Please keep in mind that any observations I have at this time are provisional. Beaty lists the names of 17 species that are found in North Carolina, noting that most are undescribed. I'd better cite him: "North Carolina has very high diversity of Perlesta, most of which are currently undescribed in the immature stage. While many nymphs appear highly freckled some nymphs have few or inconspicuous freckles. ... It is not uncommon to get 2-3 nymphal habitus forms at one site."
("The Plecoptera of North Carolina," p. 49 in the latest version -- 4.0, 2015) He also notes that the famed entomologist Bill Stark will publish this year a Perlesta key, but he advises us not to use it "as it contains only 6 of the 17 regional species."
So, we can forget about attempting any species ID. My goal this month is a simple one -- to identify features that appear to me as likely to related to species distinctions. So far, I've noticed three. They are: 1) the density and size of the "freckles" we see on a nymph (these black dots are the pigmentation at the base of the setae on this very setose taxon); 2) the color of the ocellar triangle, and 3) the nature of any anterior extension from the pale "M" on the head.
Thus, with the nymph at the top of the page -- one that I found in the Rivanna River in June, 2011 -- the freckles are dense and large.
On the head, the ocellar triangle is filled in and setose, the "M" pattern is interrupted, and there is no anterior extension.
For a nymph that appears totally different, let's look at the nymph I found in Sugar Hollow last week.
The abdomen is lightly freckled and the black dots appear to be small.
And on the head, the ocellar triangle is noticeably pale and devoid of setae, the "M" is well-defined, and there is a well defined anterior projection from the middle of the "M".

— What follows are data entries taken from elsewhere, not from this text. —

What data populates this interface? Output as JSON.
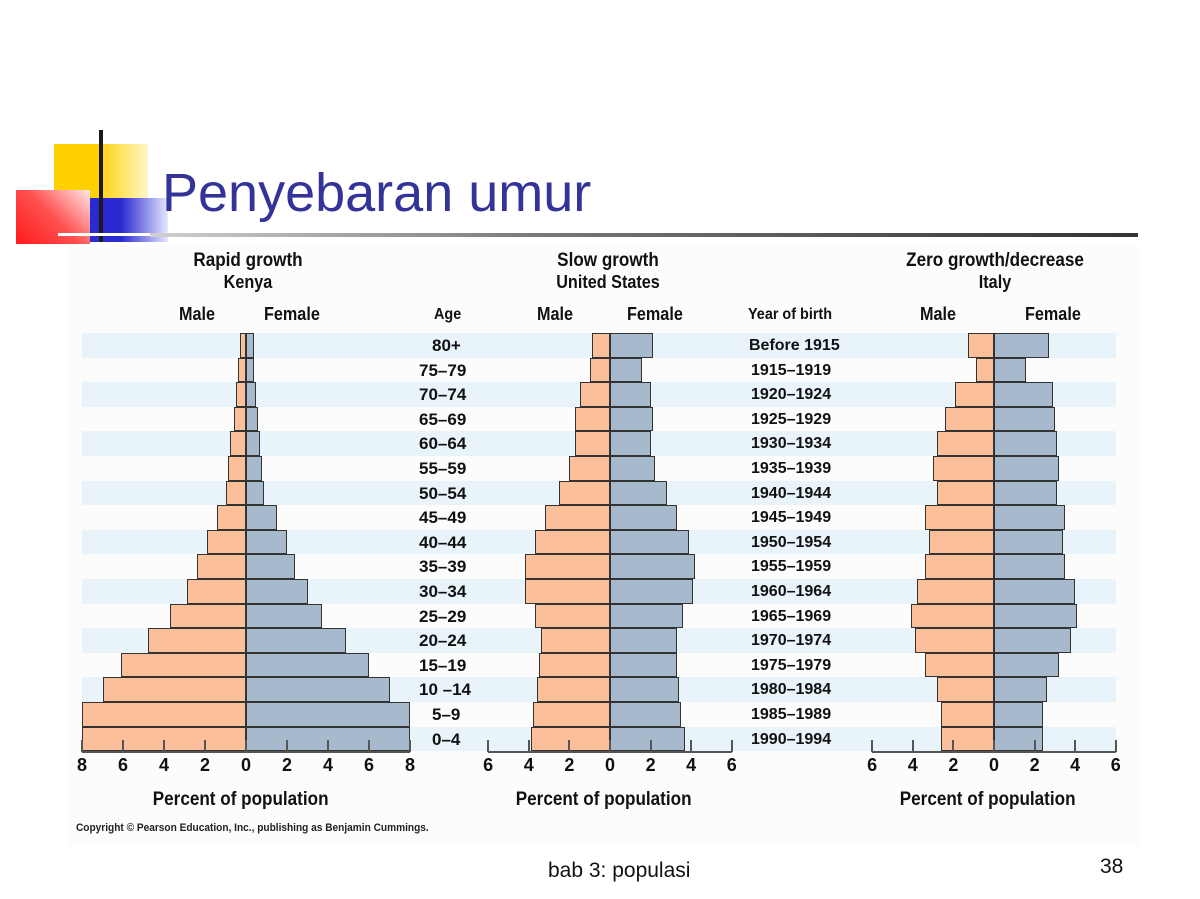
{
  "slide": {
    "title": "Penyebaran umur",
    "footer": "bab 3:  populasi",
    "page_number": "38"
  },
  "figure": {
    "age_header": "Age",
    "year_header": "Year of birth",
    "male_label": "Male",
    "female_label": "Female",
    "axis_title": "Percent of population",
    "copyright": "Copyright © Pearson Education, Inc., publishing as Benjamin Cummings.",
    "colors": {
      "male": "#fbbf99",
      "female": "#a7b9cc",
      "stripe": "#e8f3fa",
      "title": "#333399"
    }
  },
  "chart_data": [
    {
      "type": "bar",
      "orientation": "horizontal-population-pyramid",
      "title": "Rapid growth",
      "subtitle": "Kenya",
      "xlabel": "Percent of population",
      "ylabel": "Age",
      "xlim": [
        -8,
        8
      ],
      "xticks": [
        "8",
        "6",
        "4",
        "2",
        "0",
        "2",
        "4",
        "6",
        "8"
      ],
      "categories": [
        "80+",
        "75–79",
        "70–74",
        "65–69",
        "60–64",
        "55–59",
        "50–54",
        "45–49",
        "40–44",
        "35–39",
        "30–34",
        "25–29",
        "20–24",
        "15–19",
        "10 –14",
        "5–9",
        "0–4"
      ],
      "series": [
        {
          "name": "Male",
          "values": [
            0.3,
            0.4,
            0.5,
            0.6,
            0.8,
            0.9,
            1.0,
            1.4,
            1.9,
            2.4,
            2.9,
            3.7,
            4.8,
            6.1,
            7.0,
            8.0,
            8.0
          ]
        },
        {
          "name": "Female",
          "values": [
            0.4,
            0.4,
            0.5,
            0.6,
            0.7,
            0.8,
            0.9,
            1.5,
            2.0,
            2.4,
            3.0,
            3.7,
            4.9,
            6.0,
            7.0,
            8.0,
            8.0
          ]
        }
      ]
    },
    {
      "type": "bar",
      "orientation": "horizontal-population-pyramid",
      "title": "Slow growth",
      "subtitle": "United States",
      "xlabel": "Percent of population",
      "ylabel": "Age",
      "xlim": [
        -6,
        6
      ],
      "xticks": [
        "6",
        "4",
        "2",
        "0",
        "2",
        "4",
        "6"
      ],
      "categories": [
        "80+",
        "75–79",
        "70–74",
        "65–69",
        "60–64",
        "55–59",
        "50–54",
        "45–49",
        "40–44",
        "35–39",
        "30–34",
        "25–29",
        "20–24",
        "15–19",
        "10 –14",
        "5–9",
        "0–4"
      ],
      "series": [
        {
          "name": "Male",
          "values": [
            0.9,
            1.0,
            1.5,
            1.7,
            1.7,
            2.0,
            2.5,
            3.2,
            3.7,
            4.2,
            4.2,
            3.7,
            3.4,
            3.5,
            3.6,
            3.8,
            3.9
          ]
        },
        {
          "name": "Female",
          "values": [
            2.1,
            1.6,
            2.0,
            2.1,
            2.0,
            2.2,
            2.8,
            3.3,
            3.9,
            4.2,
            4.1,
            3.6,
            3.3,
            3.3,
            3.4,
            3.5,
            3.7
          ]
        }
      ]
    },
    {
      "type": "bar",
      "orientation": "horizontal-population-pyramid",
      "title": "Zero growth/decrease",
      "subtitle": "Italy",
      "xlabel": "Percent of population",
      "ylabel": "Year of birth",
      "xlim": [
        -6,
        6
      ],
      "xticks": [
        "6",
        "4",
        "2",
        "0",
        "2",
        "4",
        "6"
      ],
      "categories": [
        "Before 1915",
        "1915–1919",
        "1920–1924",
        "1925–1929",
        "1930–1934",
        "1935–1939",
        "1940–1944",
        "1945–1949",
        "1950–1954",
        "1955–1959",
        "1960–1964",
        "1965–1969",
        "1970–1974",
        "1975–1979",
        "1980–1984",
        "1985–1989",
        "1990–1994"
      ],
      "series": [
        {
          "name": "Male",
          "values": [
            1.3,
            0.9,
            1.9,
            2.4,
            2.8,
            3.0,
            2.8,
            3.4,
            3.2,
            3.4,
            3.8,
            4.1,
            3.9,
            3.4,
            2.8,
            2.6,
            2.6
          ]
        },
        {
          "name": "Female",
          "values": [
            2.7,
            1.6,
            2.9,
            3.0,
            3.1,
            3.2,
            3.1,
            3.5,
            3.4,
            3.5,
            4.0,
            4.1,
            3.8,
            3.2,
            2.6,
            2.4,
            2.4
          ]
        }
      ]
    }
  ]
}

There is something else we can see on this nymph that may be important. On terga 9 and 10, we can detect a faint, dark line laterally on those segments. While that line here is indistinct, it is very clear on other Perlestas I've found.
Looking at those 3-4 traits, let's see what I've found in the Perlesta photos I've archived over the years.
I. nymphs that are densely freckled
1. Buck Mt. Creek, May 28th of this year
Very speckled and the dots are large. And note the lateral abdominal lines -- they are visible on all of the tergites, curving inward on 8 and 9, then moving slightly back to the side on 10.
2. Rivanna River, 7/8/14
Dramatically freckled. No real "M" pattern visible though there is a pale space at the front of the head. And, if you look closely, you can easily see the lateral, abdominal lines.
3. Lynch River, 6/6/12
and 4. Doyles River, 5/23/12, one that's fully mature
II. Well defined anterior extension, freckles light
1. the nymphs that I'm finding in the small streams in Sugar Hollow, the one that we've posted above, and this one
2. from the Doyles River, 6/23/11 (though note that on this one, the ocellar triangle is filled in/setose.
III. anterior projection blurred or missing
1. Buck Mt. Creek, 6/11/16
Note the head. Not sure we can call that an "M" since the middle broadly extends to the front of the head.
Again we can see the lateral abdominal lines.
2. Buck Mt. Creek, 6/3/11, one that's completely mature
3. another that was completely mature, 6/14/13, Doyles River
4. to this "type" we can add the nymph from the very top of the page.
Well, it's a beginning. All I can do at this time is work to discern traits that might be significant in establishing species ID. I may or may not have picked out critical things. Hope that some day we'll know one way or the other.